Kumar Sivasubramanian, the translator of the book
How did you come about translating this book?
The graphic novel was discovered by an acquaintance, Bharath Murthy, while on a trip to Japan. Bharath, who is deeply involved in the Indian comics scene, brought the book to Blaft Publications.
The book is so unique in terms of genre, content, approach and character that I leapt at the opportunity to work on it. I don't know if I'll get the chance to work on anything so unusual and funny again.
What makes this book unique?
The book is autobiographical, which makes it unique. Yamamatsu's approach is utterly honest. India seems unbelievable but so is his own behaviour at times. We're fortunate that he had the courage to share his own embarrassments and shortcomings so forthrightly.

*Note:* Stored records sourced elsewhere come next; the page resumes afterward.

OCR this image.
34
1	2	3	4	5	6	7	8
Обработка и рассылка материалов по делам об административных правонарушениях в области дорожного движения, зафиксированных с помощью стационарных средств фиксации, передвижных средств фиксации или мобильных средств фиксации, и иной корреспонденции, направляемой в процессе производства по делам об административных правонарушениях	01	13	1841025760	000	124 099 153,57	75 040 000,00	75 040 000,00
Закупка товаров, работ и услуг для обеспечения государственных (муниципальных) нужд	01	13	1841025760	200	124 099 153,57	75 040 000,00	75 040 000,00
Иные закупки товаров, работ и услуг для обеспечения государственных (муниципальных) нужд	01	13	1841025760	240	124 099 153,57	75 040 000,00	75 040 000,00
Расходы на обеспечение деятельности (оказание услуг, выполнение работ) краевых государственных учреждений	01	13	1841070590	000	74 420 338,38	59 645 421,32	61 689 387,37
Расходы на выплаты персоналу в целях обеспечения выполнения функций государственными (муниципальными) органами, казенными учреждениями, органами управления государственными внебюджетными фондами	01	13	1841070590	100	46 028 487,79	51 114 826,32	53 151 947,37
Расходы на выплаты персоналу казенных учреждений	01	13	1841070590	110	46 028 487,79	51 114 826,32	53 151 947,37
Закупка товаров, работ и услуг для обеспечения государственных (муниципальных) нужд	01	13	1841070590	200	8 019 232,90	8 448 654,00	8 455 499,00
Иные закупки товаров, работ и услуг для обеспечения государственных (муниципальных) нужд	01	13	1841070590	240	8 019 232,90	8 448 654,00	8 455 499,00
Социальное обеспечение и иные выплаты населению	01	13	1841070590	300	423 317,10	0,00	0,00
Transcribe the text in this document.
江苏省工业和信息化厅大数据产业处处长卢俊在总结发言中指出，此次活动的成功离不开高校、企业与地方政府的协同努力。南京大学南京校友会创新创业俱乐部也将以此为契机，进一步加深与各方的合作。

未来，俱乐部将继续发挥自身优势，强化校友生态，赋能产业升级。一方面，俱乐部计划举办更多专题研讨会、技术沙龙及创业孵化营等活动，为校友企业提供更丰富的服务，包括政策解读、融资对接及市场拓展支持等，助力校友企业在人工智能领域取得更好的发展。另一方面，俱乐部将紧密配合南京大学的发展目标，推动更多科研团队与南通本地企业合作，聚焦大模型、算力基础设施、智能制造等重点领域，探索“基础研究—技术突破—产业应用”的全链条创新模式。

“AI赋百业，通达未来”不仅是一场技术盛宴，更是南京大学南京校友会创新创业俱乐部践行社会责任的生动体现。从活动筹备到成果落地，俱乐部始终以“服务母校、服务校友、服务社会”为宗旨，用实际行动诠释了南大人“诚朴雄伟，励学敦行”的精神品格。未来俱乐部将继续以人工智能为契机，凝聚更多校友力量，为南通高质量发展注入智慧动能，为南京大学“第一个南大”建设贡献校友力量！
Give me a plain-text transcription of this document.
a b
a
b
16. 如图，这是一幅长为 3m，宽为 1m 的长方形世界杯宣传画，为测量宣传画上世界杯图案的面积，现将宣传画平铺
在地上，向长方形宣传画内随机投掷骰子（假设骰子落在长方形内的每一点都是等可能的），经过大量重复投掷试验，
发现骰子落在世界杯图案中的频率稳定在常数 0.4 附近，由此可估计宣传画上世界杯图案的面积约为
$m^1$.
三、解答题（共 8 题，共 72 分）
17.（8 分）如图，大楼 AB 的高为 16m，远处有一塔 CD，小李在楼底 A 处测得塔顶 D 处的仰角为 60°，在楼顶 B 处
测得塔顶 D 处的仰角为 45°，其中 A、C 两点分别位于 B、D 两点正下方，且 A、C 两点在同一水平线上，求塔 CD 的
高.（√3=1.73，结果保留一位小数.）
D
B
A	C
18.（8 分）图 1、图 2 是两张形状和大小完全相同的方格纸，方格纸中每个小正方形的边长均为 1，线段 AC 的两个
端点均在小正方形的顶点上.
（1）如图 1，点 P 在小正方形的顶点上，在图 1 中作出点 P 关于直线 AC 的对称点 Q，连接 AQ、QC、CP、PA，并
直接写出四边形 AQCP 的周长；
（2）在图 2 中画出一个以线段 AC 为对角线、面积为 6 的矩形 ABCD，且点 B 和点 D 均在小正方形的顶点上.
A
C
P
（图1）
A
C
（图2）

How was the translation process?
Any translation job usually involves having to educate oneself about subjects that one is not familiar with. This was more than true with Stupid Guy... I had to teach myself a certain amount of Hindi, learn about horse betting in Japan and India both, and even local geography. Some parts were even quite emotional for me, as I remembered my own hardships on my last trip to India.
How different is the job of translating manga from a regular novel?
Translating manga is considerably easier, because the art (work) is already there to communicate the characters' emotions and interactions. The main problem is finding equivalent English expressions that can fit into tiny word balloons! Because of the way the Japanese language is written, it is easy to fit in a lot of information into a tiny space with a fraction of the letters needed in English. It's always a challenge not to lose any of that information.
How do you ensure that the comic punch is not lost while translating?
It depends on the type of humour, but the main problem, as always, is that people have different senses of humour. Because Japanese is not my first language, it is hard for me to gauge: 'How funny would a Japanese person find this?' It is the job of a good translator to be as invisible as possible, but in cases of humour I have to trust my own instincts about what is funny.
How much time did it take you to translate this book?
Typically, mangas take me about 20 minutes a page to translate. But because this book was so text heavy compared to other manga, it took almost double the time.
What is your favourite scene in the book?
There is a scene in which Suman, the wife of the man Yamamatsu is staying with, uses him to try to negotiate a cheaper price on some fabric. He fails but then she comes back having bought the fabric for an even cheaper deal than she initially wanted. How this happened is completely inexplicable, but I love that despite all the obstacles, Yamamatsu makes fundamental human connections with the people he meets.